When you have a group of small children in a confined space like a classroom, one little sniffle can quickly become a whole big group of sniffles!! Teaching young children about hygiene, germs and illnesses is not an easy task, and you don't want to scare them with horror stories. But there are some things you can teach your child to minimize the chances of them picking up the sniffles from the rest of the class.

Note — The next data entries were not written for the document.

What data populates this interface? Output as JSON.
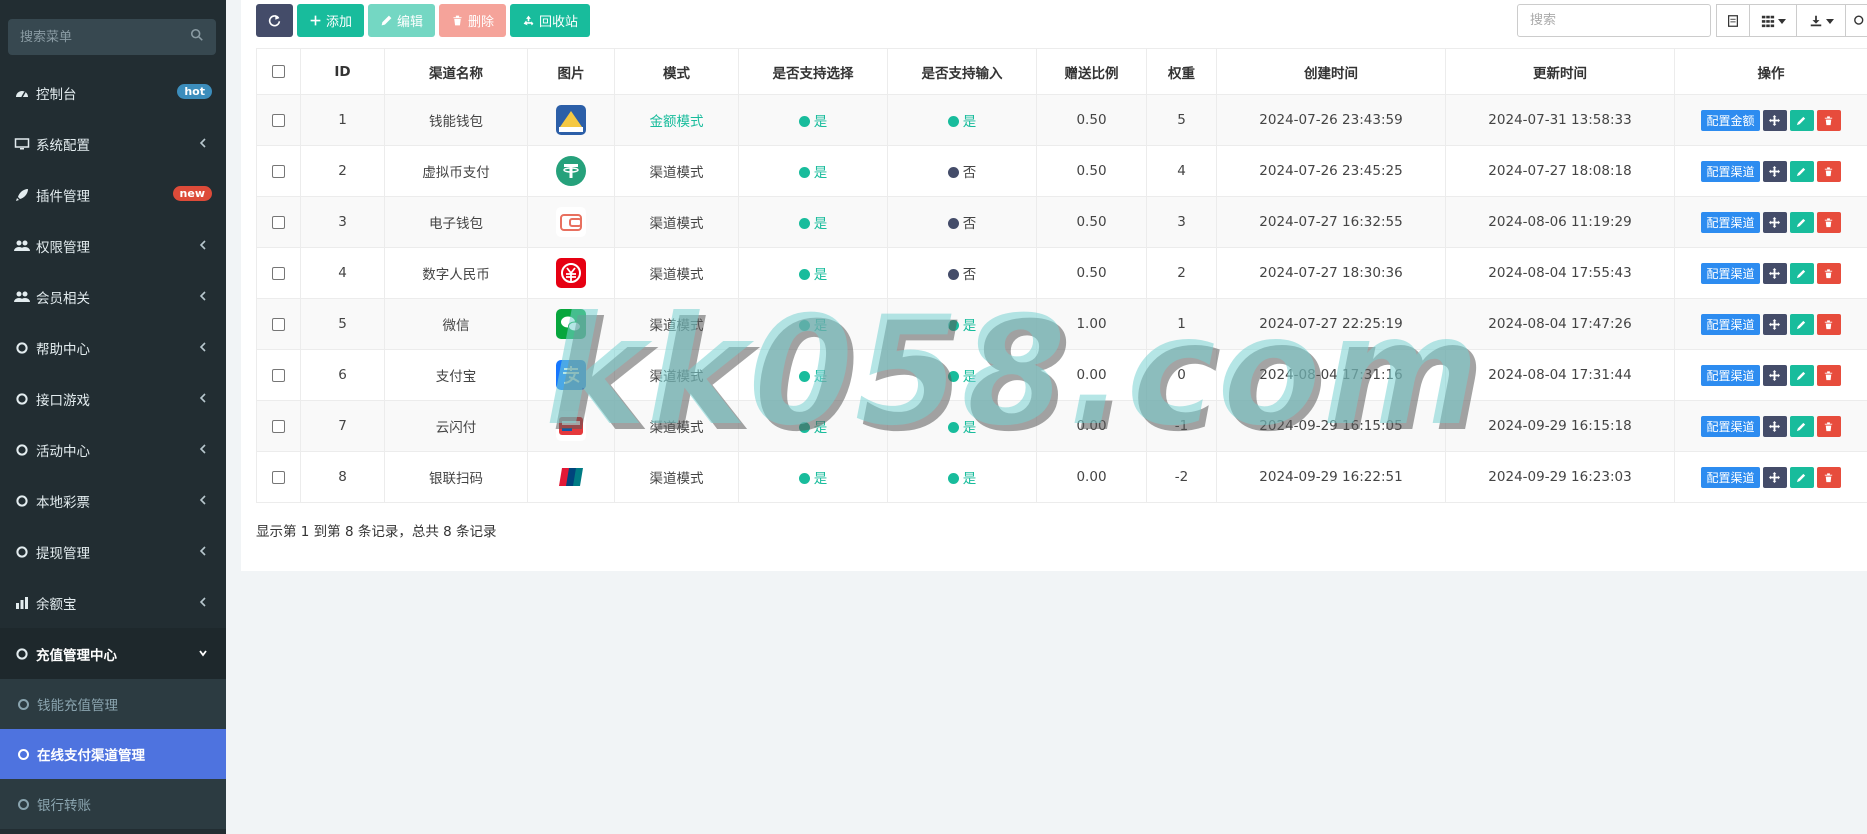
{
  "sidebar": {
    "search_placeholder": "搜索菜单",
    "items": [
      {
        "label": "控制台",
        "icon": "dashboard-icon",
        "badge": "hot",
        "badge_color": "#3c8dbc"
      },
      {
        "label": "系统配置",
        "icon": "monitor-icon"
      },
      {
        "label": "插件管理",
        "icon": "rocket-icon",
        "badge": "new",
        "badge_color": "#dd4b39"
      },
      {
        "label": "权限管理",
        "icon": "group-icon"
      },
      {
        "label": "会员相关",
        "icon": "group-icon"
      },
      {
        "label": "帮助中心",
        "icon": "circle-icon"
      },
      {
        "label": "接口游戏",
        "icon": "circle-icon"
      },
      {
        "label": "活动中心",
        "icon": "circle-icon"
      },
      {
        "label": "本地彩票",
        "icon": "circle-icon"
      },
      {
        "label": "提现管理",
        "icon": "circle-icon"
      },
      {
        "label": "余额宝",
        "icon": "stats-icon"
      },
      {
        "label": "充值管理中心",
        "icon": "circle-icon",
        "open": true
      }
    ],
    "submenu": [
      {
        "label": "钱能充值管理"
      },
      {
        "label": "在线支付渠道管理",
        "active": true
      },
      {
        "label": "银行转账"
      }
    ]
  },
  "toolbar": {
    "add_label": "添加",
    "edit_label": "编辑",
    "delete_label": "删除",
    "recycle_label": "回收站",
    "search_placeholder": "搜索"
  },
  "table": {
    "columns": [
      "ID",
      "渠道名称",
      "图片",
      "模式",
      "是否支持选择",
      "是否支持输入",
      "赠送比例",
      "权重",
      "创建时间",
      "更新时间",
      "操作"
    ],
    "rows": [
      {
        "id": "1",
        "name": "钱能钱包",
        "icon": "qianneng-logo-icon",
        "mode": "金额模式",
        "select": "是",
        "input": "是",
        "ratio": "0.50",
        "weight": "5",
        "created": "2024-07-26 23:43:59",
        "updated": "2024-07-31 13:58:33",
        "op": "配置金额"
      },
      {
        "id": "2",
        "name": "虚拟币支付",
        "icon": "tether-icon",
        "mode": "渠道模式",
        "select": "是",
        "input": "否",
        "ratio": "0.50",
        "weight": "4",
        "created": "2024-07-26 23:45:25",
        "updated": "2024-07-27 18:08:18",
        "op": "配置渠道"
      },
      {
        "id": "3",
        "name": "电子钱包",
        "icon": "wallet-icon",
        "mode": "渠道模式",
        "select": "是",
        "input": "否",
        "ratio": "0.50",
        "weight": "3",
        "created": "2024-07-27 16:32:55",
        "updated": "2024-08-06 11:19:29",
        "op": "配置渠道"
      },
      {
        "id": "4",
        "name": "数字人民币",
        "icon": "ecny-icon",
        "mode": "渠道模式",
        "select": "是",
        "input": "否",
        "ratio": "0.50",
        "weight": "2",
        "created": "2024-07-27 18:30:36",
        "updated": "2024-08-04 17:55:43",
        "op": "配置渠道"
      },
      {
        "id": "5",
        "name": "微信",
        "icon": "wechat-icon",
        "mode": "渠道模式",
        "select": "是",
        "input": "是",
        "ratio": "1.00",
        "weight": "1",
        "created": "2024-07-27 22:25:19",
        "updated": "2024-08-04 17:47:26",
        "op": "配置渠道"
      },
      {
        "id": "6",
        "name": "支付宝",
        "icon": "alipay-icon",
        "mode": "渠道模式",
        "select": "是",
        "input": "是",
        "ratio": "0.00",
        "weight": "0",
        "created": "2024-08-04 17:31:16",
        "updated": "2024-08-04 17:31:44",
        "op": "配置渠道"
      },
      {
        "id": "7",
        "name": "云闪付",
        "icon": "quickpass-icon",
        "mode": "渠道模式",
        "select": "是",
        "input": "是",
        "ratio": "0.00",
        "weight": "-1",
        "created": "2024-09-29 16:15:05",
        "updated": "2024-09-29 16:15:18",
        "op": "配置渠道"
      },
      {
        "id": "8",
        "name": "银联扫码",
        "icon": "unionpay-icon",
        "mode": "渠道模式",
        "select": "是",
        "input": "是",
        "ratio": "0.00",
        "weight": "-2",
        "created": "2024-09-29 16:22:51",
        "updated": "2024-09-29 16:23:03",
        "op": "配置渠道"
      }
    ]
  },
  "footer": {
    "summary": "显示第 1 到第 8 条记录，总共 8 条记录"
  },
  "watermark": "kk058.com",
  "colors": {
    "green": "#18bc9c",
    "dark": "#444c69",
    "red": "#e74c3c",
    "blue": "#2d8cf0",
    "active_menu": "#4e73df"
  }
}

The most common way of catching a bug or illness is by rubbing your eyes, finger sucking, nose picking after your hands have come into contact with germs. Research studies have shown that only about half of middle school students wash their hands after using the restroom, and even if they do wash their hands, most don't even use soap! So getting your child into the habit of washing their hand (properly!) after going to the bathroom and before eating can really help.
Get the Flu shot
Making sure your child is up to date with their scheduled vaccines is really important to keep them in good health. Speak with your child's doctor about them also getting a seasonal flu vaccine. The Center for Disease Control recommends that everyone over 6 months receive the flu vaccine. Although the flu vaccine does not protect your child from all strains of the virus, it does protect against some of the most rapid forms.
Hand sanitizer gel
Sometimes it is not always possible to wash hands before eating, so getting your child use to using hand sanitizer gel is also a good idea. It is important to show your child how to use the gel effectively by rubbing it all over their hands and fingers and letting it dry. You should check your school's policy to make sure it is allowed to send to school with your child, and let the teachers know.
We all want our kids to be kind and share their stuff with the other kids, but it is important the know what is ok to share and what is not ok to share while at school. For older children make sure they know not to share things like make-up, creams, lip gloss and other such products as these can be ideal for the spread of MRSA, and other skin infections. Also sharing items like towels, sports clothing and equipment can spread germs.
Teaching your child about germs
As I mentioned above, you do not want to tell horror stories to your child about big nasty germs and turn them into a germophobe, but you can sit and talk with your child and explain how germs travel, that they cause colds and tummy bugs. Explain how when another child at school is sick, coughing and sneezing they should give them some extra space. And when your child is sick make sure they know how important it is to cough and sneeze into a tissue and wash their hands.
While even with all these tips you can not avoid catching a bug or cold, I hope it helps minimize the number bugs your child get this school year.